ROBERT LASZEWSKI: I don't think the Republicans have come to grips yet that it's going to be their responsibility to keep the wheels on Obamacare.

KODJAK: That's Robert Laszewski, a health policy consultant. He says Republicans keep saying the Obamacare exchanges are collapsing, but by voting to kill the law, they may just speed up that process.

LASZEWSKI: While they're arguing that the thing is in death throes, that insurance companies are losing tons of money and it's not sustainable - well, so it's going to be losing tons of money. It's not going to be sustainable for this two-year transition period. Why do they think the insurance companies are going to provide the insurance policies in that scenario?

KODJAK: Laszewski isn't the only one who's skeptical of the repeal-and-delay strategy. Last week, America's Health Insurance Plans, the trade group that represents health insurance companies, circulated a memo on Capitol Hill warning that a sudden repeal of Obamacare could jeopardize the individual insurance market. They asked lawmakers to keep in place many of the financial incentives that are central to the law, including subsidies for people to buy insurance and cover co-payments.

And the American Academy of Actuaries warned in its own letter that a repeal with no replacement would be dangerous to the long-term health of the market. Cori Uccello is one of the Academy's senior fellows.

CORI UCCELLO: So insurers are in a situation right now where they're trying to determine whether or not they're going to participate in 2018. And part of that depends on whether in the long run it makes sense for them to participate in the market and in the long run depends on what's going to happen not just in 2018 but in the years after 2018.

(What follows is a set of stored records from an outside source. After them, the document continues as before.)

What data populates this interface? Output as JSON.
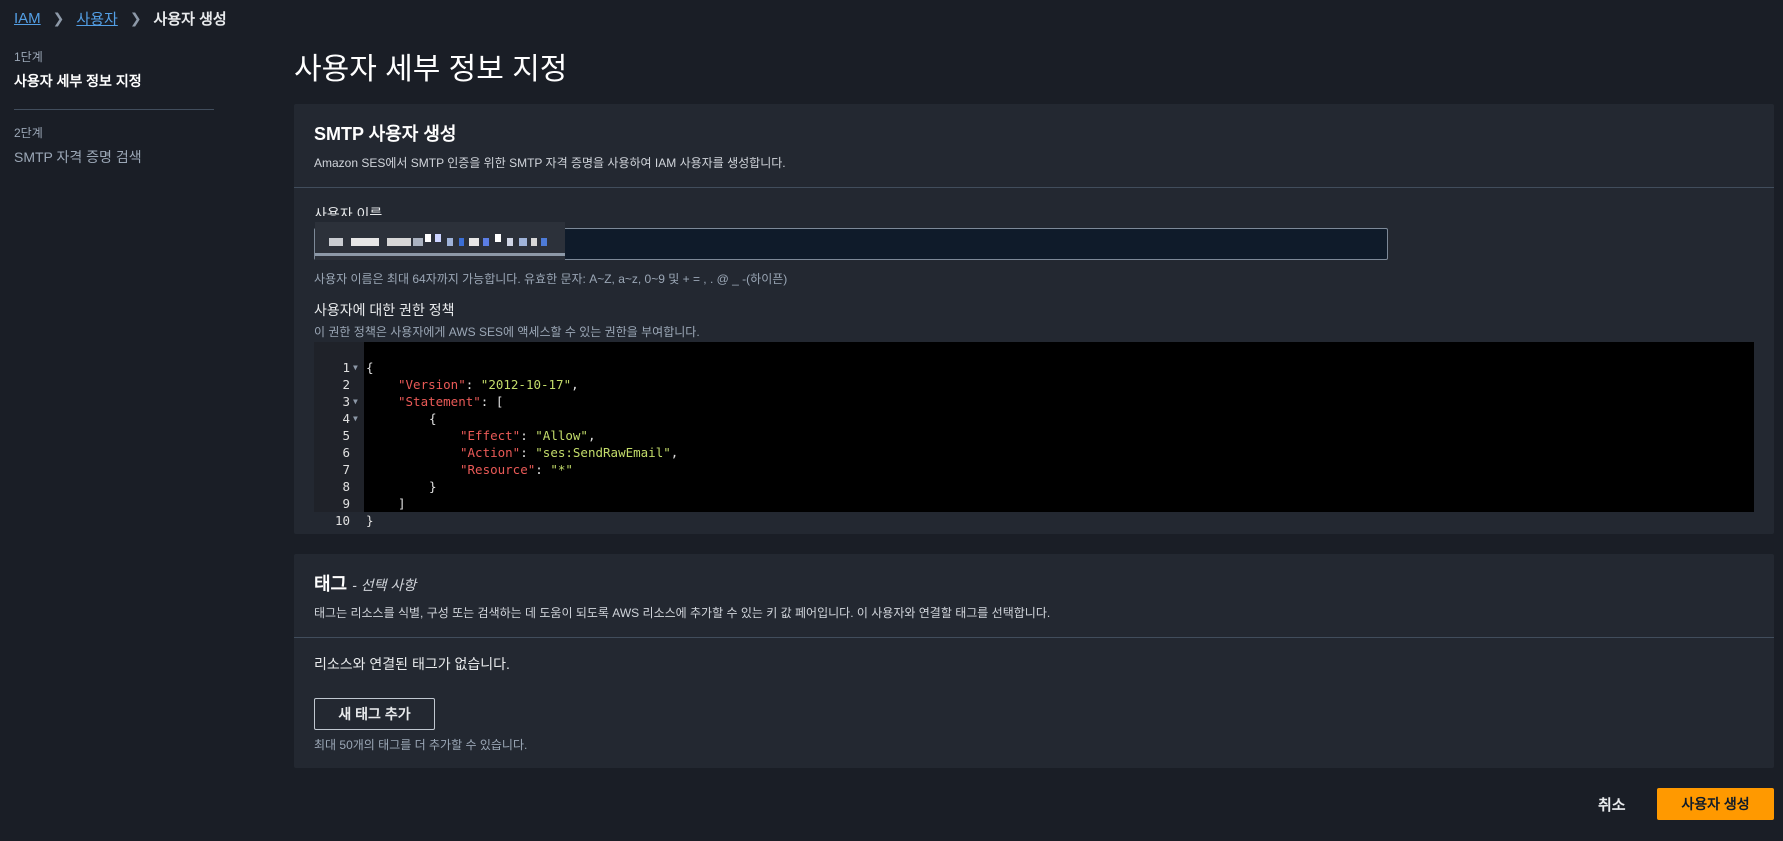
{
  "breadcrumb": {
    "item1": "IAM",
    "item2": "사용자",
    "current": "사용자 생성"
  },
  "steps": [
    {
      "num": "1단계",
      "title": "사용자 세부 정보 지정"
    },
    {
      "num": "2단계",
      "title": "SMTP 자격 증명 검색"
    }
  ],
  "page_title": "사용자 세부 정보 지정",
  "smtp_panel": {
    "title": "SMTP 사용자 생성",
    "description": "Amazon SES에서 SMTP 인증을 위한 SMTP 자격 증명을 사용하여 IAM 사용자를 생성합니다.",
    "username_label": "사용자 이름",
    "username_hint": "사용자 이름은 최대 64자까지 가능합니다. 유효한 문자: A~Z, a~z, 0~9 및 + = , . @ _ -(하이픈)",
    "policy_label": "사용자에 대한 권한 정책",
    "policy_hint": "이 권한 정책은 사용자에게 AWS SES에 액세스할 수 있는 권한을 부여합니다."
  },
  "code": {
    "line_numbers": [
      "1",
      "2",
      "3",
      "4",
      "5",
      "6",
      "7",
      "8",
      "9",
      "10"
    ],
    "open_brace": "{",
    "close_brace": "}",
    "version_key": "\"Version\"",
    "version_val": "\"2012-10-17\"",
    "statement_key": "\"Statement\"",
    "effect_key": "\"Effect\"",
    "effect_val": "\"Allow\"",
    "action_key": "\"Action\"",
    "action_val": "\"ses:SendRawEmail\"",
    "resource_key": "\"Resource\"",
    "resource_val": "\"*\""
  },
  "tags_panel": {
    "title": "태그",
    "optional": "- 선택 사항",
    "description": "태그는 리소스를 식별, 구성 또는 검색하는 데 도움이 되도록 AWS 리소스에 추가할 수 있는 키 값 페어입니다. 이 사용자와 연결할 태그를 선택합니다.",
    "empty_text": "리소스와 연결된 태그가 없습니다.",
    "add_button": "새 태그 추가",
    "limit_hint": "최대 50개의 태그를 더 추가할 수 있습니다."
  },
  "footer": {
    "cancel": "취소",
    "create": "사용자 생성"
  },
  "colors": {
    "accent": "#ff9900",
    "link": "#539fe5",
    "background": "#1a1e26",
    "panel": "#232831"
  }
}
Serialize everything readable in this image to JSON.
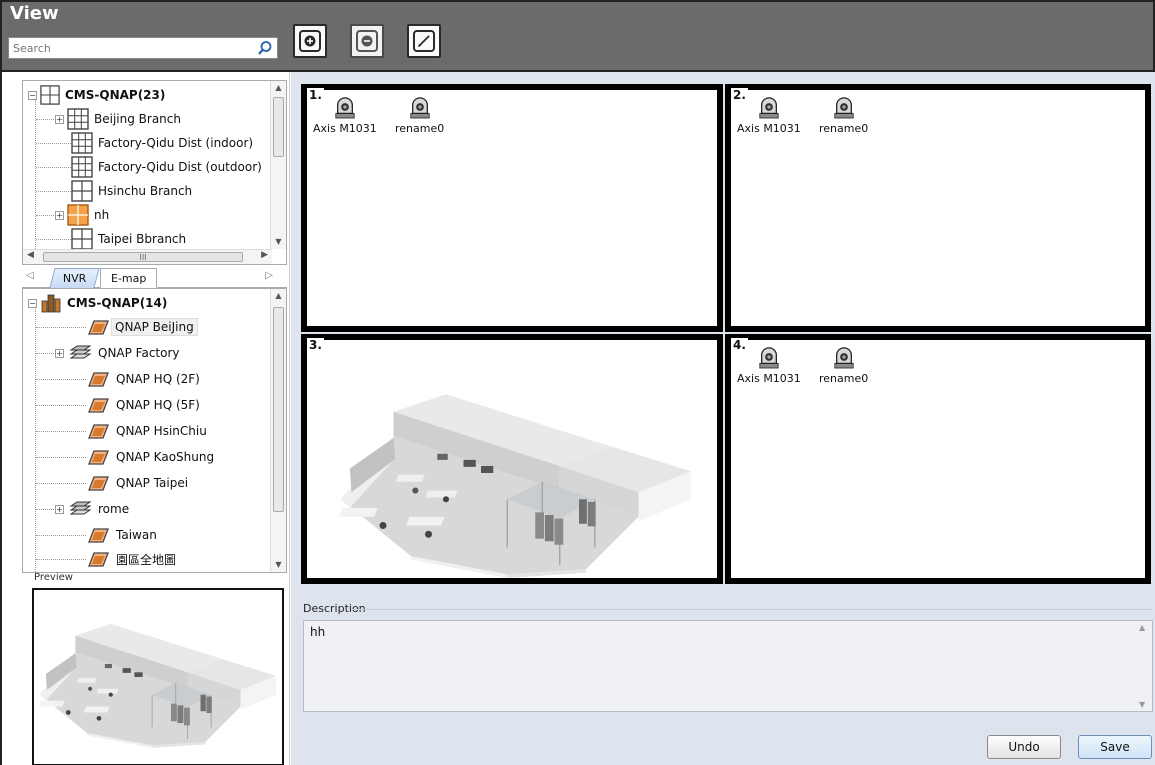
{
  "header": {
    "title": "View",
    "search_placeholder": "Search"
  },
  "toolbar": {
    "buttons": [
      {
        "name": "add-button",
        "icon": "plus-circle-icon"
      },
      {
        "name": "remove-button",
        "icon": "minus-circle-icon"
      },
      {
        "name": "edit-button",
        "icon": "pencil-icon"
      }
    ]
  },
  "nvr_tree": {
    "root": "CMS-QNAP(23)",
    "items": [
      "Beijing Branch",
      "Factory-Qidu Dist  (indoor)",
      "Factory-Qidu Dist  (outdoor)",
      "Hsinchu Branch",
      "nh",
      "Taipei Bbranch"
    ],
    "hscroll_label": "III"
  },
  "tabs": {
    "nvr": "NVR",
    "emap": "E-map"
  },
  "emap_tree": {
    "root": "CMS-QNAP(14)",
    "items": [
      "QNAP BeiJing",
      "QNAP Factory",
      "QNAP HQ (2F)",
      "QNAP HQ (5F)",
      "QNAP HsinChiu",
      "QNAP KaoShung",
      "QNAP Taipei",
      "rome",
      "Taiwan",
      "園區全地圖"
    ]
  },
  "preview": {
    "label": "Preview"
  },
  "layout": {
    "cells": [
      {
        "number": "1.",
        "cameras": [
          "Axis M1031",
          "rename0"
        ]
      },
      {
        "number": "2.",
        "cameras": [
          "Axis M1031",
          "rename0"
        ]
      },
      {
        "number": "3.",
        "image": "office-floorplan-3d"
      },
      {
        "number": "4.",
        "cameras": [
          "Axis M1031",
          "rename0"
        ]
      }
    ]
  },
  "description": {
    "label": "Description",
    "text": "hh"
  },
  "actions": {
    "undo": "Undo",
    "save": "Save"
  },
  "colors": {
    "header_bg": "#6b6b6b",
    "right_bg": "#dde4ee",
    "cell_border": "#000000",
    "tab_active": "#c7daf3"
  }
}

KODJAK: The big problem is that through Obamacare, the government plays a huge role in helping people pay for insurance. So if companies think the government won't keep doing that, at some point, they could just stop selling individual policies.

Shubham Singhal leads the health care practice at the consulting firm McKinsey. He says insurance companies have to decide by spring whether to offer individual policies in the following year.

SHUBHAM SINGHAL: They will have to see more than the repeal element. They'll have to see whether delayed or otherwise. And if it's delayed, then what's the transition plan? That's going to be quite important for them to understand whether it creates a stable marketplace or not.

KODJAK: Which means Republicans may not have as much time as they now hope to come up with a new health care plan. Alison Kodjak, NPR News, Washington.